Silver Price Daily Outlook: Will Symmetrical Triangle Squeezes Force Silver Under $72?
Silver (XAG/USD) is seeing a high-velocity volatility squeeze on this Wednesday, trading at $73.08 and dropping in an intraday...
Quick overview
- Silver (XAG/USD) is experiencing a volatility squeeze, currently trading at $73.08 with a 0.76% intraday drop.
- A symmetrical triangle pattern indicates a potential breakout to the upside, driven by a conflict between physical buyers and paper-sellers.
- The US job market's strength is contributing to a hawkish Fed stance, impacting silver prices amid a significant structural shortage of 46.3 million ounces.
- Traders are advised to prepare for a breakout strategy, with key resistance at $75.11 and support at $73.08.
Silver (XAG/USD) is seeing a high-velocity volatility squeeze on this Wednesday, trading at $73.08 and dropping in an intraday distribution sweep of 0.76%. The dual-purpose metal is in a tight range contraction on the two-hour time frame and has now peaked structural compression as a high-hot US labor macro data matrix has collided with huge multi-year, green industrial supply deficits.
Key Drivers today include:
- The Symmetrical Triangle Crunch: Intraday prices have been squeezed into the final apex of a larger multi-week symmetrical triangle pattern. The final range coils represent the climax of conflict between longer-term physical buyers and shorter-term paper-sellers. A breakout wave to move higher is a high-probability event for silver in the next few sessions.
- High Job Openings Lead to Hawkish Fed: Silver’s rapid velocity was derailed with a larger-than-expected jump in US job openings. According to the latest US JOLTS report, openings rose to the highest level in two years. The hot job number alongside a smaller-than-expected number of US layoffs further supports a tighter and more restrictive hawkish Fed policy under Federal Reserve Board Chair Kevin Warsh. It is the reason the US Dollar index has crossed above the 99.2 mark.
- A 46.3M Oz Structural Shortage: The long-term fundamental base for the white metal remains as tight as ever. The updated World Silver survey from the Silver Institute and Metals Focus confirms that 2026 will be the sixth consecutive year of an annual silver deficit in the global silver market. The supply deficit will rise to 46.3 million ounces this year, leading to heavier use of above-ground stockpiles to meet demand from the increasingly robust solar PV and AI data center manufacturing industries.
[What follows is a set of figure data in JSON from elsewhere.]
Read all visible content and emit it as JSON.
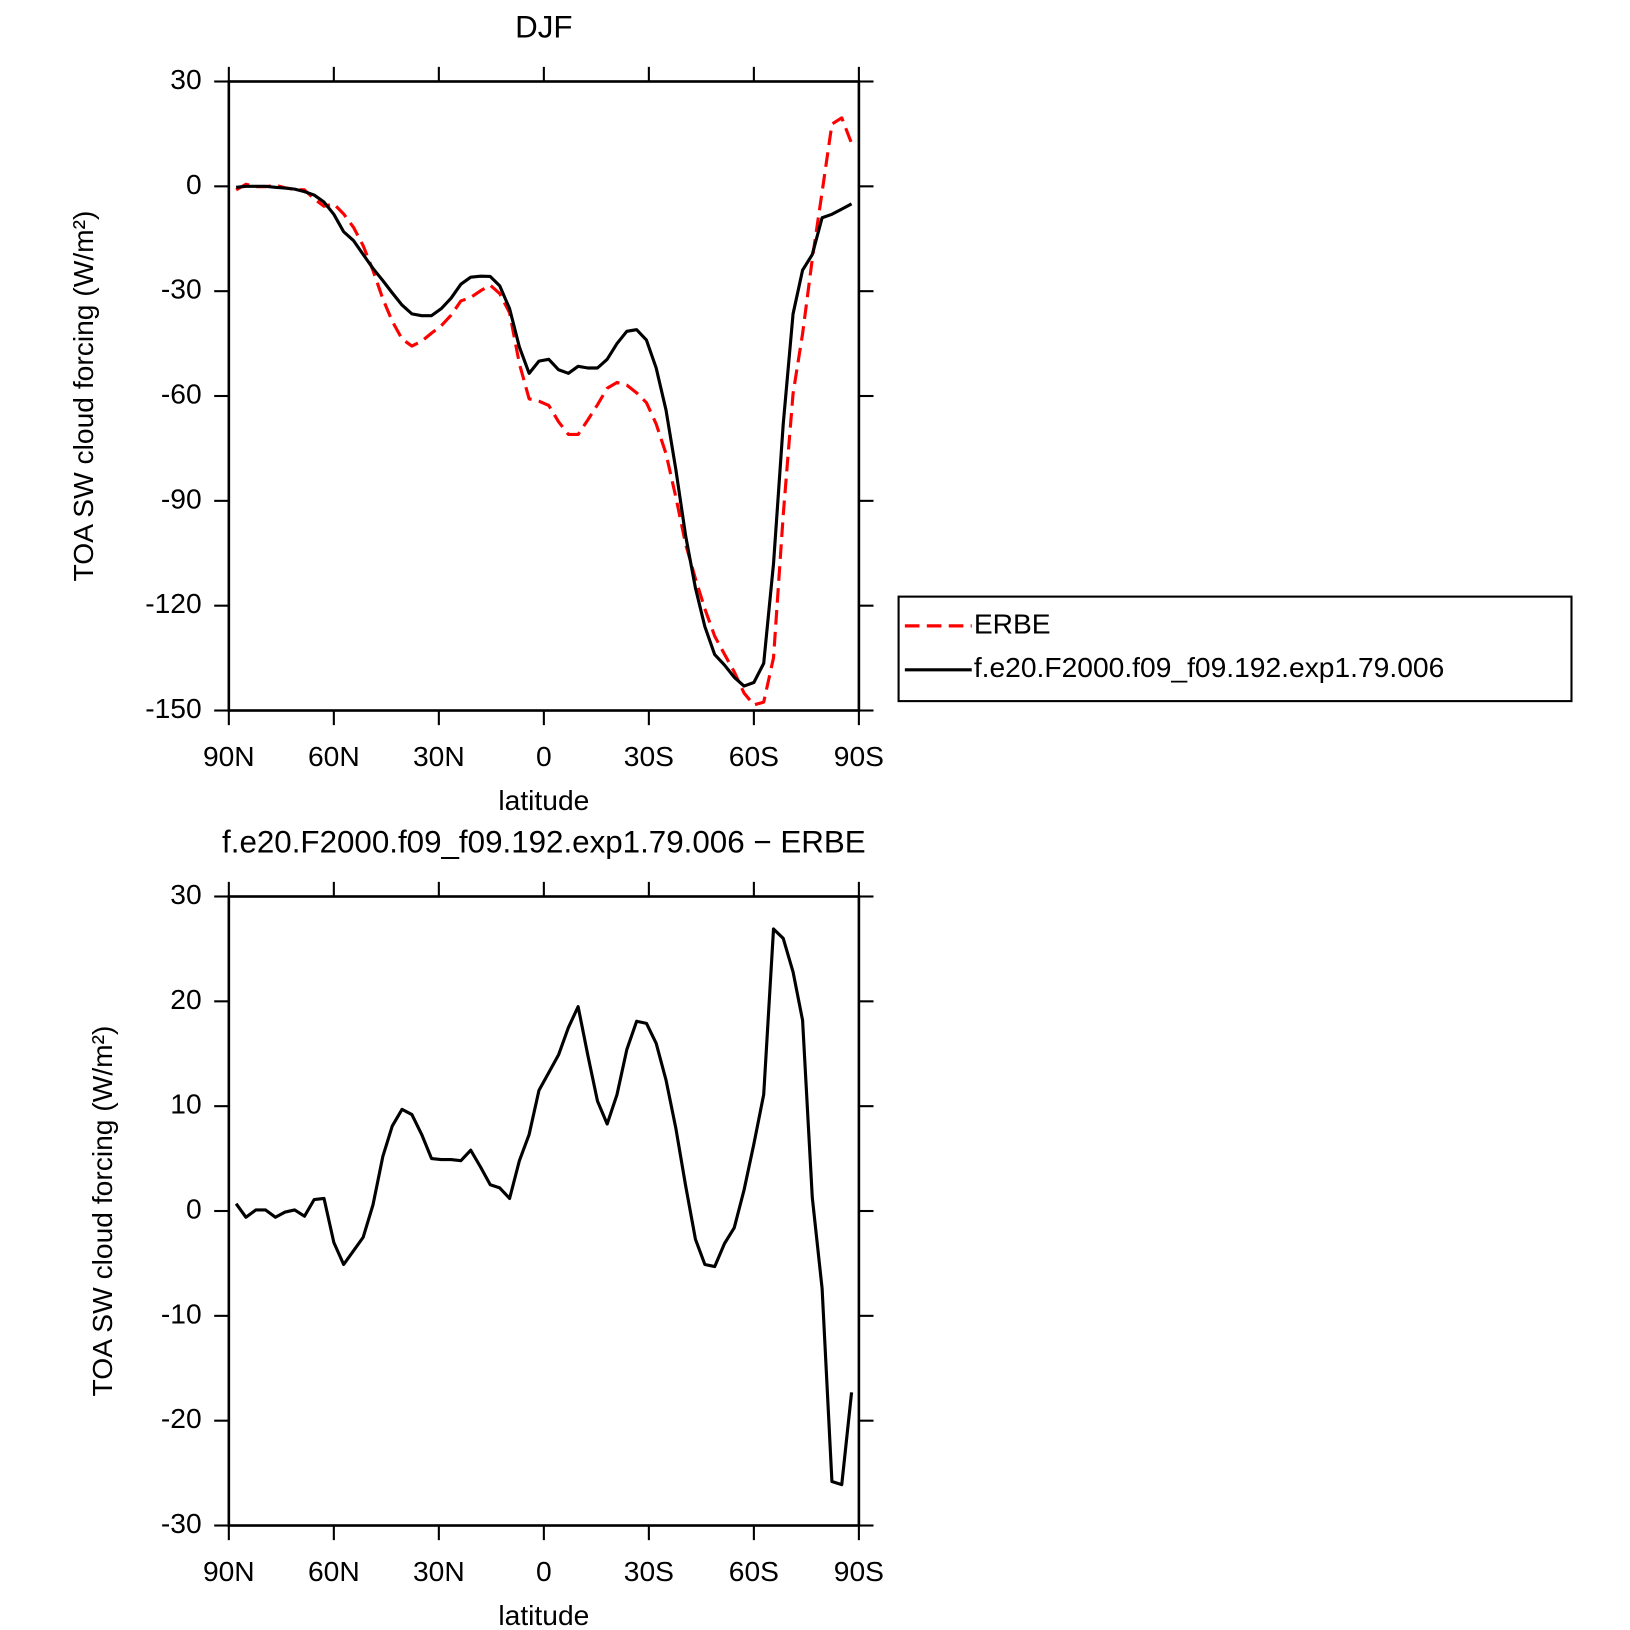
{
  "chart_data": [
    {
      "type": "line",
      "title": "DJF",
      "xlabel": "latitude",
      "ylabel": "TOA SW cloud forcing (W/m²)",
      "x": [
        87.9,
        85.1,
        82.3,
        79.5,
        76.7,
        73.9,
        71.2,
        68.4,
        65.6,
        62.8,
        60.0,
        57.2,
        54.4,
        51.6,
        48.8,
        46.0,
        43.3,
        40.5,
        37.7,
        34.9,
        32.1,
        29.3,
        26.5,
        23.7,
        20.9,
        18.1,
        15.3,
        12.6,
        9.8,
        7.0,
        4.2,
        1.4,
        -1.4,
        -4.2,
        -7.0,
        -9.8,
        -12.6,
        -15.3,
        -18.1,
        -20.9,
        -23.7,
        -26.5,
        -29.3,
        -32.1,
        -34.9,
        -37.7,
        -40.5,
        -43.3,
        -46.0,
        -48.8,
        -51.6,
        -54.4,
        -57.2,
        -60.0,
        -62.8,
        -65.6,
        -68.4,
        -71.2,
        -73.9,
        -76.7,
        -79.5,
        -82.3,
        -85.1,
        -87.9
      ],
      "series": [
        {
          "name": "ERBE",
          "color": "#ff0000",
          "linestyle": "dashed",
          "values": [
            -1.0,
            0.6,
            -0.1,
            -0.1,
            0.3,
            -0.4,
            -0.9,
            -1.0,
            -3.6,
            -5.7,
            -5.0,
            -7.9,
            -11.7,
            -17.0,
            -24.1,
            -32.2,
            -38.6,
            -43.7,
            -45.7,
            -44.3,
            -42.0,
            -39.9,
            -36.9,
            -32.8,
            -31.8,
            -29.9,
            -28.3,
            -30.7,
            -36.2,
            -50.8,
            -60.8,
            -61.5,
            -62.7,
            -67.4,
            -71.0,
            -71.0,
            -66.8,
            -62.5,
            -57.8,
            -56.1,
            -56.9,
            -59.1,
            -61.9,
            -68.0,
            -76.5,
            -88.9,
            -102.4,
            -112.3,
            -120.9,
            -128.7,
            -133.9,
            -138.9,
            -145.0,
            -148.4,
            -147.6,
            -134.9,
            -94.0,
            -59.3,
            -42.2,
            -20.8,
            -1.6,
            17.8,
            19.6,
            12.3
          ]
        },
        {
          "name": "f.e20.F2000.f09_f09.192.exp1.79.006",
          "color": "#000000",
          "linestyle": "solid",
          "values": [
            -0.3,
            0,
            0,
            0,
            -0.3,
            -0.5,
            -0.8,
            -1.5,
            -2.5,
            -4.5,
            -8,
            -13,
            -15.5,
            -19.5,
            -23.5,
            -27,
            -30.5,
            -34,
            -36.5,
            -37,
            -37,
            -35,
            -32,
            -28,
            -26,
            -25.7,
            -25.8,
            -28.5,
            -35,
            -46,
            -53.5,
            -50,
            -49.5,
            -52.5,
            -53.5,
            -51.5,
            -52,
            -52,
            -49.5,
            -45,
            -41.5,
            -41,
            -44,
            -52,
            -64,
            -81,
            -100,
            -115,
            -126,
            -134,
            -137,
            -140.5,
            -143,
            -142,
            -136.5,
            -108,
            -68,
            -36.5,
            -24,
            -19.5,
            -9,
            -8,
            -6.5,
            -5
          ]
        }
      ],
      "xlim": [
        90,
        -90
      ],
      "xticks": [
        {
          "value": 90,
          "label": "90N"
        },
        {
          "value": 60,
          "label": "60N"
        },
        {
          "value": 30,
          "label": "30N"
        },
        0,
        {
          "value": -30,
          "label": "30S"
        },
        {
          "value": -60,
          "label": "60S"
        },
        {
          "value": -90,
          "label": "90S"
        }
      ],
      "ylim": [
        -150,
        30
      ],
      "yticks": [
        30,
        0,
        -30,
        -60,
        -90,
        -120,
        -150
      ],
      "legend": "outside-right"
    },
    {
      "type": "line",
      "title": "f.e20.F2000.f09_f09.192.exp1.79.006 − ERBE",
      "xlabel": "latitude",
      "ylabel": "TOA SW cloud forcing (W/m²)",
      "x": [
        87.9,
        85.1,
        82.3,
        79.5,
        76.7,
        73.9,
        71.2,
        68.4,
        65.6,
        62.8,
        60.0,
        57.2,
        54.4,
        51.6,
        48.8,
        46.0,
        43.3,
        40.5,
        37.7,
        34.9,
        32.1,
        29.3,
        26.5,
        23.7,
        20.9,
        18.1,
        15.3,
        12.6,
        9.8,
        7.0,
        4.2,
        1.4,
        -1.4,
        -4.2,
        -7.0,
        -9.8,
        -12.6,
        -15.3,
        -18.1,
        -20.9,
        -23.7,
        -26.5,
        -29.3,
        -32.1,
        -34.9,
        -37.7,
        -40.5,
        -43.3,
        -46.0,
        -48.8,
        -51.6,
        -54.4,
        -57.2,
        -60.0,
        -62.8,
        -65.6,
        -68.4,
        -71.2,
        -73.9,
        -76.7,
        -79.5,
        -82.3,
        -85.1,
        -87.9
      ],
      "series": [
        {
          "color": "#000000",
          "linestyle": "solid",
          "values": [
            0.7,
            -0.6,
            0.1,
            0.1,
            -0.6,
            -0.1,
            0.1,
            -0.5,
            1.1,
            1.2,
            -3.0,
            -5.1,
            -3.8,
            -2.5,
            0.6,
            5.2,
            8.1,
            9.7,
            9.2,
            7.3,
            5.0,
            4.9,
            4.9,
            4.8,
            5.8,
            4.2,
            2.5,
            2.2,
            1.2,
            4.8,
            7.3,
            11.5,
            13.2,
            14.9,
            17.5,
            19.5,
            14.8,
            10.5,
            8.3,
            11.1,
            15.4,
            18.1,
            17.9,
            16.0,
            12.5,
            7.9,
            2.4,
            -2.7,
            -5.1,
            -5.3,
            -3.1,
            -1.6,
            2.0,
            6.4,
            11.1,
            26.9,
            26.0,
            22.8,
            18.2,
            1.3,
            -7.4,
            -25.8,
            -26.1,
            -17.3
          ]
        }
      ],
      "xlim": [
        90,
        -90
      ],
      "xticks": [
        {
          "value": 90,
          "label": "90N"
        },
        {
          "value": 60,
          "label": "60N"
        },
        {
          "value": 30,
          "label": "30N"
        },
        0,
        {
          "value": -30,
          "label": "30S"
        },
        {
          "value": -60,
          "label": "60S"
        },
        {
          "value": -90,
          "label": "90S"
        }
      ],
      "ylim": [
        -30,
        30
      ],
      "yticks": [
        30,
        20,
        10,
        0,
        -10,
        -20,
        -30
      ]
    }
  ]
}
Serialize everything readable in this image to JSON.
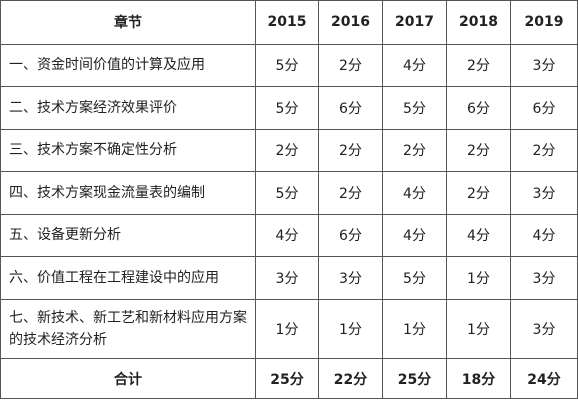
{
  "table": {
    "header": [
      "章节",
      "2015",
      "2016",
      "2017",
      "2018",
      "2019"
    ],
    "rows": [
      [
        "一、资金时间价值的计算及应用",
        "5分",
        "2分",
        "4分",
        "2分",
        "3分"
      ],
      [
        "二、技术方案经济效果评价",
        "5分",
        "6分",
        "5分",
        "6分",
        "6分"
      ],
      [
        "三、技术方案不确定性分析",
        "2分",
        "2分",
        "2分",
        "2分",
        "2分"
      ],
      [
        "四、技术方案现金流量表的编制",
        "5分",
        "2分",
        "4分",
        "2分",
        "3分"
      ],
      [
        "五、设备更新分析",
        "4分",
        "6分",
        "4分",
        "4分",
        "4分"
      ],
      [
        "六、价值工程在工程建设中的应用",
        "3分",
        "3分",
        "5分",
        "1分",
        "3分"
      ],
      [
        "七、新技术、新工艺和新材料应用方案的技术经济分析",
        "1分",
        "1分",
        "1分",
        "1分",
        "3分"
      ]
    ],
    "total": [
      "合计",
      "25分",
      "22分",
      "25分",
      "18分",
      "24分"
    ]
  }
}
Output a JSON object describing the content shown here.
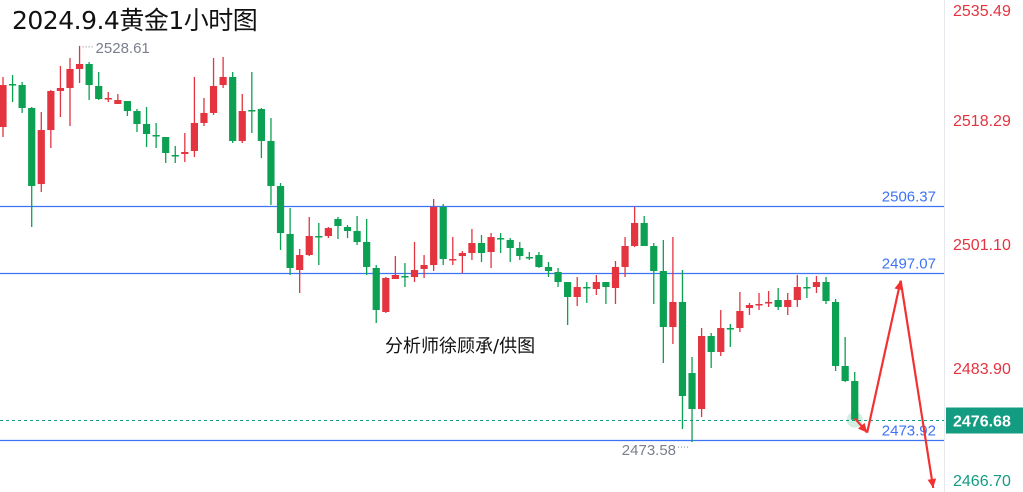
{
  "title": "2024.9.4黄金1小时图",
  "watermark_note": "分析师徐顾承/供图",
  "colors": {
    "up": "#e3343f",
    "down": "#0ba052",
    "level_line": "#3d74f5",
    "current_price": "#139c82",
    "axis_up_label": "#e3343f",
    "axis_down_label": "#139c82",
    "projection": "#f23232",
    "extreme_label": "#7a7f8c"
  },
  "chart_data": {
    "type": "candlestick",
    "title": "2024.9.4黄金1小时图",
    "ylim": [
      2466.7,
      2535.49
    ],
    "grid": false,
    "y_ticks": [
      {
        "label": "2535.49",
        "value": 2535.49
      },
      {
        "label": "2518.29",
        "value": 2518.29
      },
      {
        "label": "2501.10",
        "value": 2501.1
      },
      {
        "label": "2483.90",
        "value": 2483.9
      },
      {
        "label": "2466.70",
        "value": 2466.7
      }
    ],
    "candles_ohlc": [
      [
        2517.34,
        2524.29,
        2515.95,
        2523.17
      ],
      [
        2523.31,
        2524.56,
        2520.81,
        2523.31
      ],
      [
        2523.17,
        2523.59,
        2519.29,
        2519.98
      ],
      [
        2519.98,
        2520.12,
        2503.45,
        2509.15
      ],
      [
        2509.42,
        2519.42,
        2508.31,
        2516.92
      ],
      [
        2516.92,
        2522.48,
        2514.42,
        2522.34
      ],
      [
        2522.34,
        2525.81,
        2518.73,
        2522.76
      ],
      [
        2522.76,
        2526.92,
        2517.48,
        2525.4
      ],
      [
        2525.4,
        2528.61,
        2523.45,
        2526.09
      ],
      [
        2526.09,
        2526.37,
        2521.09,
        2523.17
      ],
      [
        2523.04,
        2524.98,
        2521.09,
        2521.23
      ],
      [
        2521.37,
        2522.2,
        2520.81,
        2521.37
      ],
      [
        2520.54,
        2521.92,
        2520.54,
        2521.09
      ],
      [
        2520.95,
        2520.95,
        2518.87,
        2519.56
      ],
      [
        2519.56,
        2519.84,
        2516.65,
        2517.76
      ],
      [
        2517.76,
        2520.12,
        2514.56,
        2516.37
      ],
      [
        2516.23,
        2517.9,
        2514.42,
        2516.23
      ],
      [
        2515.95,
        2515.95,
        2512.34,
        2513.73
      ],
      [
        2513.45,
        2514.7,
        2512.34,
        2513.45
      ],
      [
        2513.59,
        2516.51,
        2512.48,
        2513.87
      ],
      [
        2514.01,
        2524.29,
        2513.17,
        2517.9
      ],
      [
        2517.9,
        2521.37,
        2517.48,
        2519.29
      ],
      [
        2519.29,
        2526.92,
        2519.01,
        2523.04
      ],
      [
        2523.17,
        2527.06,
        2522.76,
        2524.29
      ],
      [
        2524.29,
        2524.98,
        2515.12,
        2515.4
      ],
      [
        2515.4,
        2521.92,
        2515.12,
        2519.56
      ],
      [
        2519.7,
        2524.98,
        2516.51,
        2519.7
      ],
      [
        2519.84,
        2519.98,
        2513.03,
        2515.4
      ],
      [
        2515.4,
        2518.59,
        2506.51,
        2509.15
      ],
      [
        2509.15,
        2509.56,
        2500.26,
        2502.62
      ],
      [
        2502.48,
        2506.09,
        2496.79,
        2497.76
      ],
      [
        2497.48,
        2500.4,
        2494.29,
        2499.56
      ],
      [
        2499.56,
        2504.84,
        2499.42,
        2502.2
      ],
      [
        2502.2,
        2504.01,
        2498.17,
        2502.2
      ],
      [
        2502.2,
        2503.45,
        2501.92,
        2503.31
      ],
      [
        2504.56,
        2504.84,
        2501.79,
        2503.59
      ],
      [
        2503.45,
        2503.73,
        2501.92,
        2502.9
      ],
      [
        2502.9,
        2504.98,
        2500.95,
        2501.37
      ],
      [
        2501.37,
        2504.56,
        2496.79,
        2497.9
      ],
      [
        2497.76,
        2498.17,
        2490.12,
        2491.92
      ],
      [
        2491.65,
        2496.51,
        2491.51,
        2496.37
      ],
      [
        2496.23,
        2499.42,
        2496.23,
        2496.79
      ],
      [
        2496.65,
        2498.45,
        2495.12,
        2496.65
      ],
      [
        2496.51,
        2501.37,
        2495.81,
        2497.48
      ],
      [
        2497.62,
        2499.56,
        2496.37,
        2498.17
      ],
      [
        2498.17,
        2507.34,
        2497.34,
        2506.23
      ],
      [
        2506.23,
        2506.65,
        2498.17,
        2499.01
      ],
      [
        2499.01,
        2502.06,
        2498.17,
        2499.01
      ],
      [
        2499.42,
        2500.12,
        2497.06,
        2499.84
      ],
      [
        2499.84,
        2503.17,
        2498.87,
        2501.23
      ],
      [
        2501.23,
        2502.34,
        2498.59,
        2499.84
      ],
      [
        2499.98,
        2502.62,
        2497.76,
        2502.06
      ],
      [
        2501.92,
        2502.62,
        2499.84,
        2501.92
      ],
      [
        2501.65,
        2501.92,
        2498.59,
        2500.54
      ],
      [
        2500.54,
        2501.37,
        2498.87,
        2499.42
      ],
      [
        2499.29,
        2499.98,
        2498.87,
        2499.29
      ],
      [
        2499.56,
        2499.98,
        2497.76,
        2497.9
      ],
      [
        2497.9,
        2498.59,
        2496.51,
        2497.34
      ],
      [
        2497.2,
        2497.76,
        2495.12,
        2495.81
      ],
      [
        2495.81,
        2495.81,
        2489.84,
        2493.73
      ],
      [
        2493.73,
        2496.51,
        2492.48,
        2495.12
      ],
      [
        2495.12,
        2495.81,
        2492.9,
        2495.12
      ],
      [
        2494.84,
        2496.79,
        2494.01,
        2495.81
      ],
      [
        2495.81,
        2495.81,
        2492.76,
        2495.12
      ],
      [
        2494.98,
        2498.73,
        2492.76,
        2497.9
      ],
      [
        2497.9,
        2502.06,
        2496.51,
        2500.81
      ],
      [
        2500.81,
        2506.23,
        2500.67,
        2504.01
      ],
      [
        2504.01,
        2504.98,
        2500.81,
        2500.81
      ],
      [
        2500.81,
        2501.23,
        2492.76,
        2497.34
      ],
      [
        2497.34,
        2501.65,
        2484.56,
        2489.56
      ],
      [
        2489.56,
        2502.06,
        2487.2,
        2493.04
      ],
      [
        2493.04,
        2497.48,
        2475.4,
        2479.98
      ],
      [
        2483.17,
        2485.4,
        2473.58,
        2478.17
      ],
      [
        2478.17,
        2489.42,
        2477.06,
        2488.31
      ],
      [
        2488.31,
        2488.73,
        2483.87,
        2486.09
      ],
      [
        2486.09,
        2491.92,
        2485.54,
        2489.42
      ],
      [
        2489.42,
        2489.98,
        2486.79,
        2489.42
      ],
      [
        2489.42,
        2494.42,
        2488.87,
        2491.79
      ],
      [
        2492.2,
        2492.9,
        2491.23,
        2492.62
      ],
      [
        2492.76,
        2494.29,
        2491.92,
        2492.76
      ],
      [
        2493.04,
        2494.56,
        2492.34,
        2493.04
      ],
      [
        2493.31,
        2494.98,
        2491.92,
        2492.34
      ],
      [
        2492.34,
        2494.29,
        2491.23,
        2493.31
      ],
      [
        2493.31,
        2496.79,
        2492.34,
        2495.12
      ],
      [
        2495.12,
        2496.51,
        2493.59,
        2495.12
      ],
      [
        2495.12,
        2496.65,
        2494.29,
        2495.81
      ],
      [
        2495.81,
        2496.51,
        2492.76,
        2493.17
      ],
      [
        2493.04,
        2493.45,
        2483.45,
        2484.15
      ],
      [
        2484.15,
        2488.17,
        2481.92,
        2482.06
      ],
      [
        2482.06,
        2483.31,
        2476.68,
        2476.68
      ]
    ],
    "horizontal_levels": [
      {
        "label": "2506.37",
        "value": 2506.37
      },
      {
        "label": "2497.07",
        "value": 2497.07
      },
      {
        "label": "2473.92",
        "value": 2473.92
      }
    ],
    "current_price": {
      "label": "2476.68",
      "value": 2476.68
    },
    "high_marker": {
      "label": "2528.61",
      "value": 2528.61,
      "bar_index": 8
    },
    "low_marker": {
      "label": "2473.58",
      "value": 2473.58,
      "bar_index": 72
    },
    "projection_path": [
      {
        "bar_index": 89,
        "price": 2476.9
      },
      {
        "bar_index": 90.3,
        "price": 2474.9
      },
      {
        "bar_index": 93.8,
        "price": 2496.0
      },
      {
        "bar_index": 97.2,
        "price": 2467.2
      }
    ]
  }
}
- US Iran Middle East Ceasefire Delayed: Although the US Iran ceasefire deal in the Middle East has been in place for nine weeks, a recent flare-up around Qeshm Island has added more friction to the energy complex. WTI crude oil has been pulled back up to a price closer to the $95 per barrel level, adding some more inflation fears and helping to strengthen the greenback.
Technical analysis on the 2-hour chart for XAG/USD
The 2-hour time frame is showing an excellent, high compression symmetrical triangle consolidation pattern (points A-B-C-D). Silver’s range has now been narrowed to its maximum after the latest rebound rejection by the upper red descending trendline of $75.11. Current silver prices are currently pinning against the lower green ascending support trendline of $73.08. Sellers are now using flat overhead moving averages and stacked blue levels to drive more distribution.

However, buyers have already jumped in with long lower wicks on several recent candles, buying off the $73.47 to $74.10 horizontal support levels. The 14-period RSI is currently stuck in a neutral 45 to 51 zone and momentum is still completely flat, as the internal metrics in the silver market have fully reset in preparation for a $3 to $5+ upside breakout expansion wave to the upside.
- Resistance levels at $74.10, $75.11 (symmetrical triangle ceiling) and a large upside target shelf of $76.57 to $77.02.
- Support levels at $73.08 (current ascending trendline floor), $72.50 and breakdown target of the triangle at $71.76.
Trade setup
As the range is now reaching its last limits, an actionable silver breakout strategy to buy is now on standby.
- Buy stop order above the 2-hour candle close of $75.11.
- Take profits at $76.57 (T1) and $77.02 (T2).
- Set stop loss right below the current flat horizontal support base at $73.47.
Conclusion
In our short-term silver trading forecast, we see an explosive silver market setup and pattern that’s ready to trigger in the immediate future. Silver is coiling in a final wedge triangle pattern that’s about to move on an expansion wave. While the surging U.S. labor reports provide near-term momentum to macro dollar bulls, silver’s green transition consumption demands and dropping stocks in vaults will likely create a strong physical floor under prices. Watch closely for higher volume on a breakout above the trendlines and avoid being in the middle of the range noise until a decisive daily closing candle prints outside the triangle boundaries.